Although this filter is applicable to the tuples returned by any type of job, it is especially targeted at ARN jobs. That is why the fields “title” and “content” appear by default (they always appear in the documents obtained by Aracne) as Input Fields.

Syntax for the Expressions in the Content Filters

The expressions can be:

  • Simple, formed from just one keyword.
  • Compound, formed from more than one keyword combined using operators.

Keywords

Keywords constitute the terms to be searched in the value of a field. These should be enclosed in double quotation marks.

The search for keywords in the value of a field is carried out without distinguishing between lower and upper case. Thus, for example, the keywords Management and management have the same behavior. In this document, all the keywords used as an example are written in lower case and without accents.

Keywords, like expressions, can be:

  • Simple, formed from one term. The search is positive if the term appears in the value of the field.

    "internet"

    "telecommunications"

  • Compound, formed from more than one term. The search is positive only if the terms appear in the value of a field in the correct order.

    "electronic commerce"

    "risk prevention in the workplace"

When compound keywords are used like “electronic commerce”, only one space should be put between the terms. Each space is interpreted as one or more spaces in the document to be filtered.

Wildcards can be used to represent variable or optional parts in the keywords:

  • Asterisk (*) represents a group of zero or more characters without spaces, punctuation marks, hyphens, etc.
  • Question mark (?) represents a single character that may or may not appear. In this case, any character is valid, including spaces, punctuation marks, hyphens, etc.

With the help of wildcards, bigger keywords can be constructed that cover different variants of a term.

Thus, for example, variations in the end of a term can be dealt with by including the asterisk wildcard at the end of it.

"grant\*" would give a positive result, if the terms grant, grants, etc. appear in the value of the field.

Various terms can also be covered in one keyword, where these share the same root or the same ending.

"*silicon" would give a positive result, if the terms silicon, ferrosilicon, etc. appear in the value of the field.

"*silic*" would give a positive result, if the terms silicon, ferrosilicon, silicate, etc. appear in the value of the field.

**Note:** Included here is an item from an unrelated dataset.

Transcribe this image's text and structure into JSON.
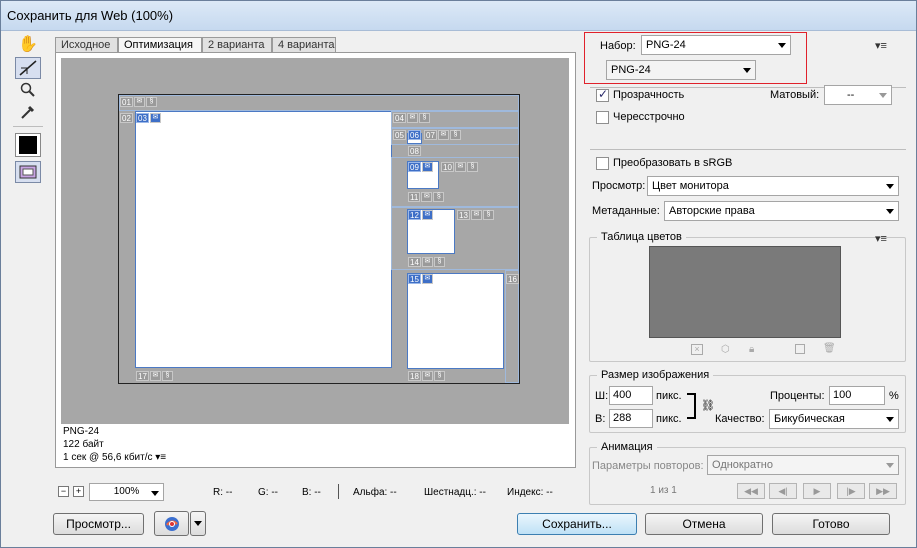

The asterisk wildcard can also go in the middle of a term:

"elect*fy" would give a positive result, if the terms electrify, electronify, etc. appear in the value of the fields, but terms such as electricity or electrification would be left out.

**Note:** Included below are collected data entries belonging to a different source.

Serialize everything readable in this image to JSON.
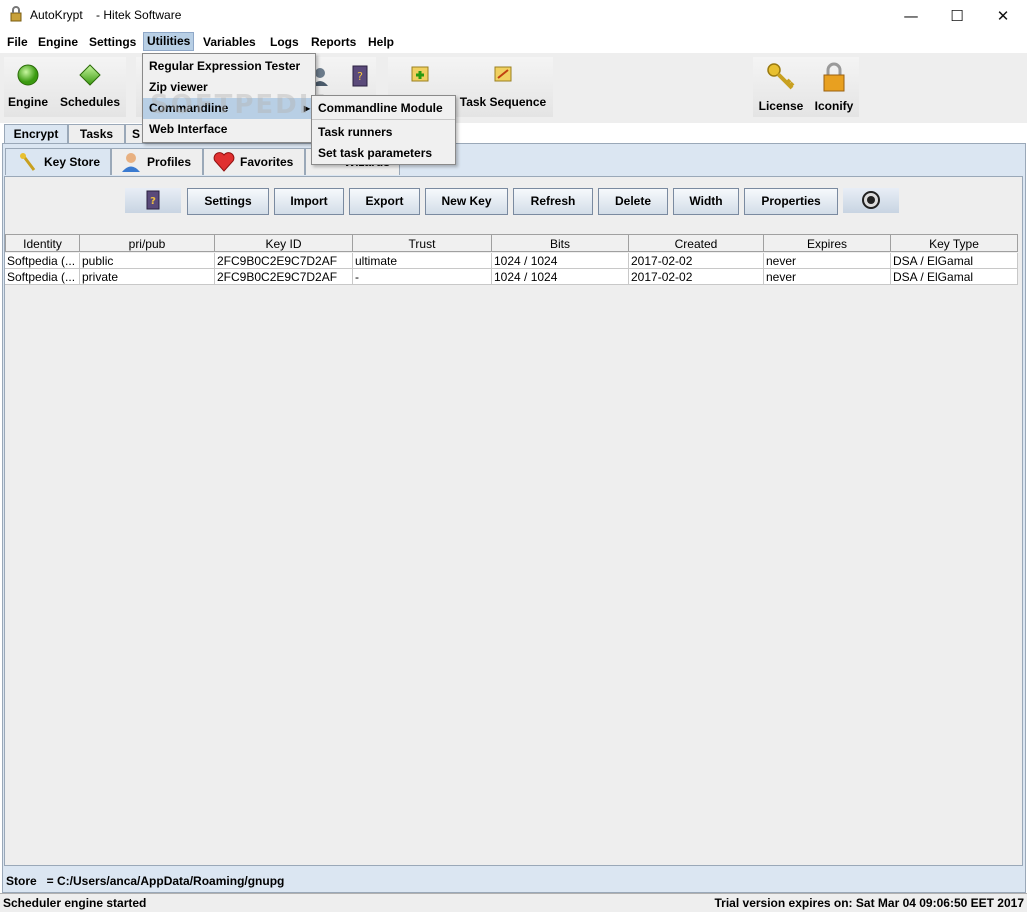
{
  "window": {
    "title": "AutoKrypt    - Hitek Software",
    "minimize": "—",
    "maximize": "☐",
    "close": "✕"
  },
  "menubar": [
    {
      "label": "File"
    },
    {
      "label": "Engine"
    },
    {
      "label": "Settings"
    },
    {
      "label": "Utilities"
    },
    {
      "label": "Variables"
    },
    {
      "label": "Logs"
    },
    {
      "label": "Reports"
    },
    {
      "label": "Help"
    }
  ],
  "toolbar": {
    "engine": "Engine",
    "schedules": "Schedules",
    "task_sequence": "Task Sequence",
    "license": "License",
    "iconify": "Iconify"
  },
  "utilities_menu": [
    {
      "label": "Regular Expression Tester"
    },
    {
      "label": "Zip viewer"
    },
    {
      "label": "Commandline"
    },
    {
      "label": "Web Interface"
    }
  ],
  "commandline_submenu": [
    {
      "label": "Commandline Module"
    },
    {
      "label": "Task runners"
    },
    {
      "label": "Set task parameters"
    }
  ],
  "watermark": "SOFTPEDIA",
  "tabs_top": [
    {
      "label": "Encrypt"
    },
    {
      "label": "Tasks"
    },
    {
      "label": "S"
    }
  ],
  "tabs_second": [
    {
      "label": "Key Store"
    },
    {
      "label": "Profiles"
    },
    {
      "label": "Favorites"
    },
    {
      "label": "Wizards"
    }
  ],
  "actions": {
    "settings": "Settings",
    "import": "Import",
    "export": "Export",
    "new_key": "New Key",
    "refresh": "Refresh",
    "delete": "Delete",
    "width": "Width",
    "properties": "Properties"
  },
  "table": {
    "columns": [
      "Identity",
      "pri/pub",
      "Key ID",
      "Trust",
      "Bits",
      "Created",
      "Expires",
      "Key Type"
    ],
    "rows": [
      [
        "Softpedia (...",
        "public",
        "2FC9B0C2E9C7D2AF",
        "ultimate",
        "1024 / 1024",
        "2017-02-02",
        "never",
        "DSA / ElGamal"
      ],
      [
        "Softpedia (...",
        "private",
        "2FC9B0C2E9C7D2AF",
        "-",
        "1024 / 1024",
        "2017-02-02",
        "never",
        "DSA / ElGamal"
      ]
    ]
  },
  "store_path": "Store   = C:/Users/anca/AppData/Roaming/gnupg",
  "status": {
    "left": "Scheduler engine started",
    "right": "Trial version expires on: Sat Mar 04 09:06:50 EET 2017"
  },
  "colors": {
    "menu_highlight": "#b8cfe5",
    "panel_bg": "#eeeeee",
    "tab_selected": "#dbe6f2"
  }
}
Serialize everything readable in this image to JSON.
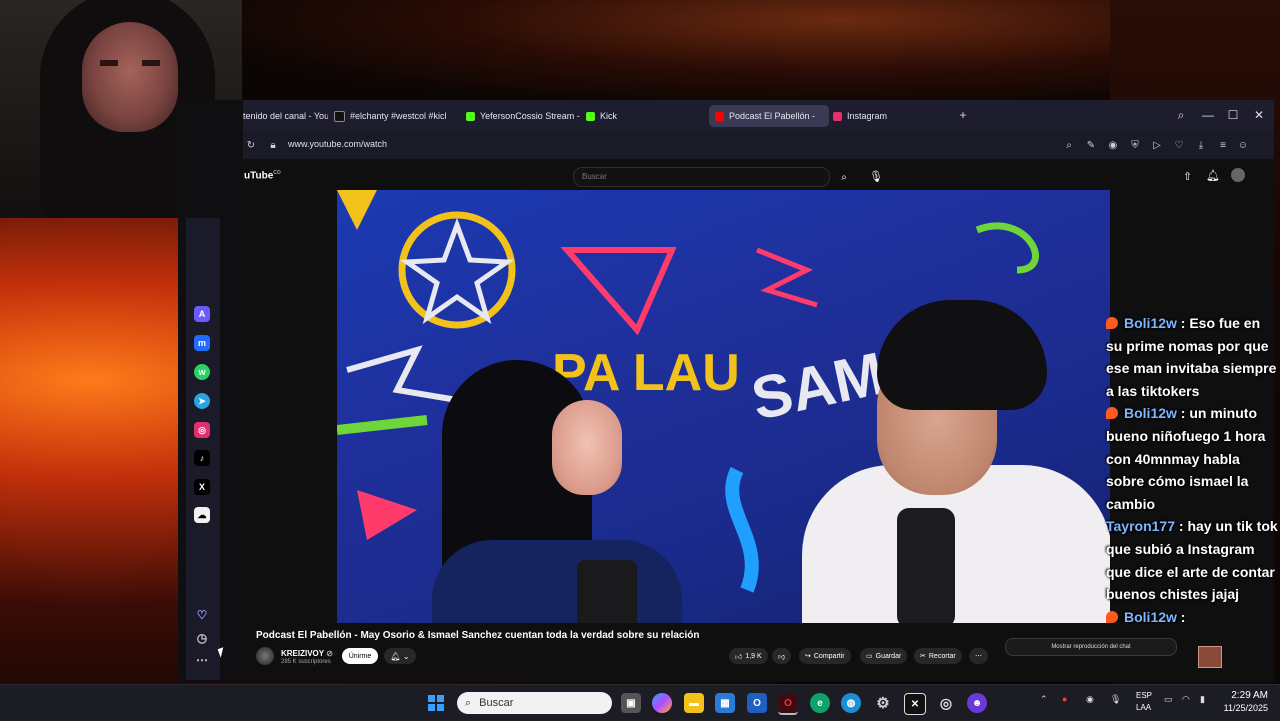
{
  "browser": {
    "tabs": [
      {
        "label": "tenido del canal - You",
        "fav_color": "#ff0000"
      },
      {
        "label": "#elchanty #westcol #kick",
        "fav_color": "#111111"
      },
      {
        "label": "YefersonCossio Stream - V",
        "fav_color": "#53fc18"
      },
      {
        "label": "Kick",
        "fav_color": "#53fc18"
      },
      {
        "label": "Podcast El Pabellón -",
        "fav_color": "#ff0000"
      },
      {
        "label": "Instagram",
        "fav_color": "#e1306c"
      }
    ],
    "new_tab": "+",
    "url": "www.youtube.com/watch"
  },
  "youtube": {
    "logo": "uTube",
    "logo_sup": "CO",
    "search_placeholder": "Buscar",
    "video_title": "Podcast El Pabellón - May Osorio & Ismael Sanchez cuentan toda la verdad sobre su relación",
    "channel_name": "KREIZIVOY",
    "subscribers": "285 K suscriptores",
    "join_label": "Únirme",
    "likes": "1,9 K",
    "share_label": "Compartir",
    "save_label": "Guardar",
    "clip_label": "Recortar",
    "show_chat": "Mostrar reproducción del chat"
  },
  "chat": [
    {
      "user": "Boli12w",
      "text": ": Eso fue en su prime nomas por que ese man invitaba siempre a las tiktokers",
      "fire": true
    },
    {
      "user": "Boli12w",
      "text": ": un minuto bueno niñofuego 1 hora con 40mnmay habla sobre cómo ismael la cambio",
      "fire": true
    },
    {
      "user": "Tayron177",
      "text": ": hay un tik tok que subió a Instagram que dice el arte de contar buenos chistes jajaj",
      "fire": false
    },
    {
      "user": "Boli12w",
      "text": ":",
      "fire": true
    }
  ],
  "taskbar": {
    "search_placeholder": "Buscar",
    "lang1": "ESP",
    "lang2": "LAA",
    "time": "2:29 AM",
    "date": "11/25/2025"
  },
  "colors": {
    "accent_youtube": "#ff0000",
    "kick_green": "#53fc18",
    "chat_user": "#7eb6ff"
  }
}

Although the asterisk wildcard reflects options in the sense that it represents a group of characters that may or may not appear, it does not represent special characters like punctuation marks. This problem can be avoided with the question mark wildcard.

"co?generation" would give a positive result, if the terms cogeneration, co-generation, co generation, etc. appear in the value of the field.

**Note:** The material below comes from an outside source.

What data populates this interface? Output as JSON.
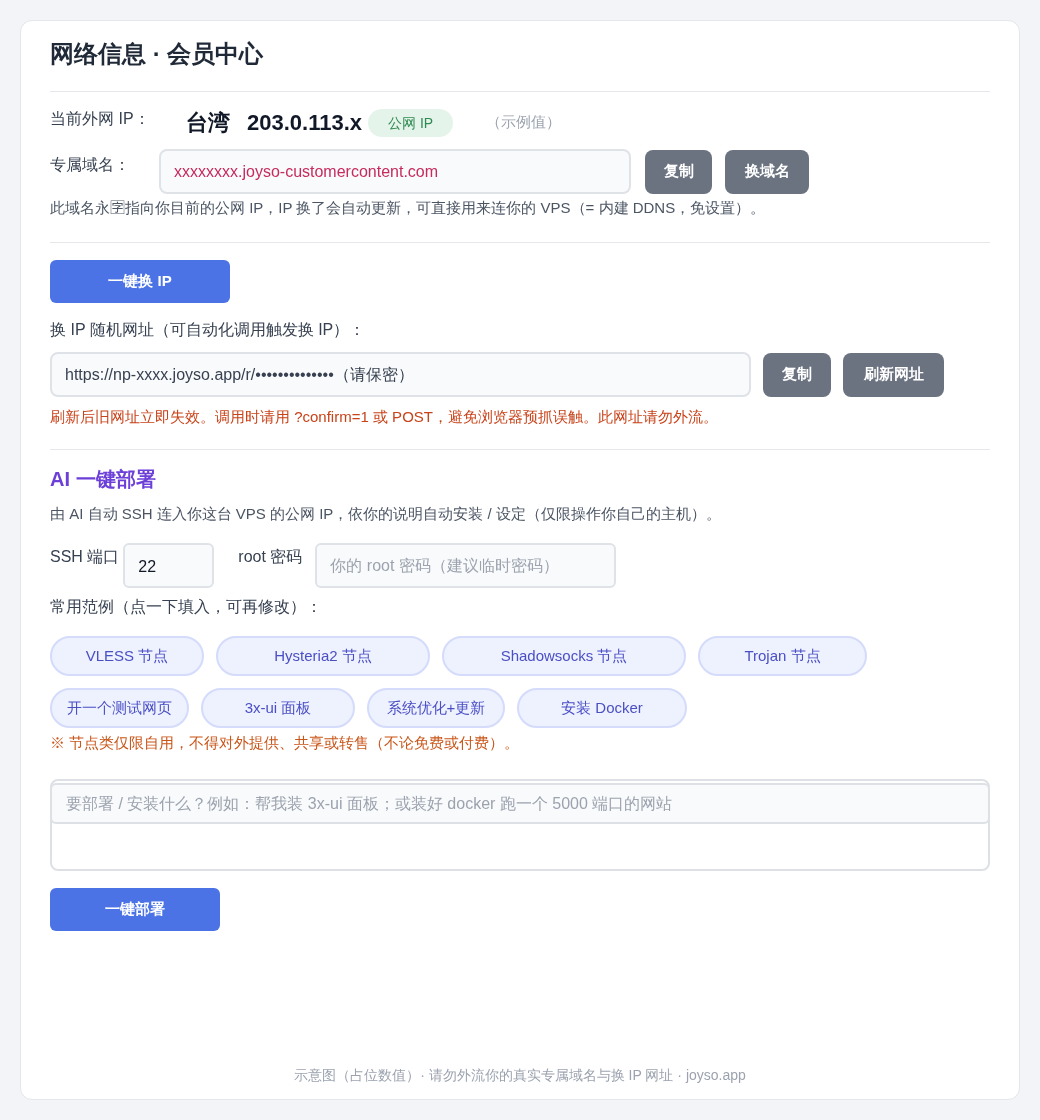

Wildcards can also be applied to compound keywords.

"co?generation plant\*"

"industrial waste\*"

Operators

Operators can be classified into:

  • Unaries are placed before a simple or compound expression modifying its meaning. In the case of compound expressions, these should be enclosed in brackets.
  • Binaries combine two expressions to form a compound expression. The expressions to be combined can be simple or compound expressions, which should then be enclosed in brackets.

The available operators are:

  • Negation Operator (!)- unary operator that inverts the meaning of the expression it goes before.

    !"grant" would give a positive result, if the word grant does NOT appear in the value of the field.

    !"*silicon" would give a positive result, if the word silicon does NOT appear in the value of the field nor any word that ends with silicon.

  • Operator AND (&&) - binary operator that obliges fulfillment of the expressions that combine for the global result to be positive.

    "commerce" && "internet" would give a positive result, if the words commerce and internet appear in the document in any part, even where they are not contiguous.

  • Operator OR (||) - binary operator that requires satisfaction of at least one of the two expressions that combine for the global result to be positive.

    "commerce" || "internet" would give a positive result, if the word commerce, the word internet, or both appear in the value of the field.

More complex expressions can be formed by putting compound expressions between brackets and combining them in turn with the above operators:

"commerce" && ("electronic" || "internet") would give a positive result, if the word commerce and either the word electronic or the word Internet are contained in the value of the field.

“commerce && (“electronic” && (!”B2C”)) would give a positive result, if the word commerce and also the word electronic appear in the value of the field, but not the word B2C.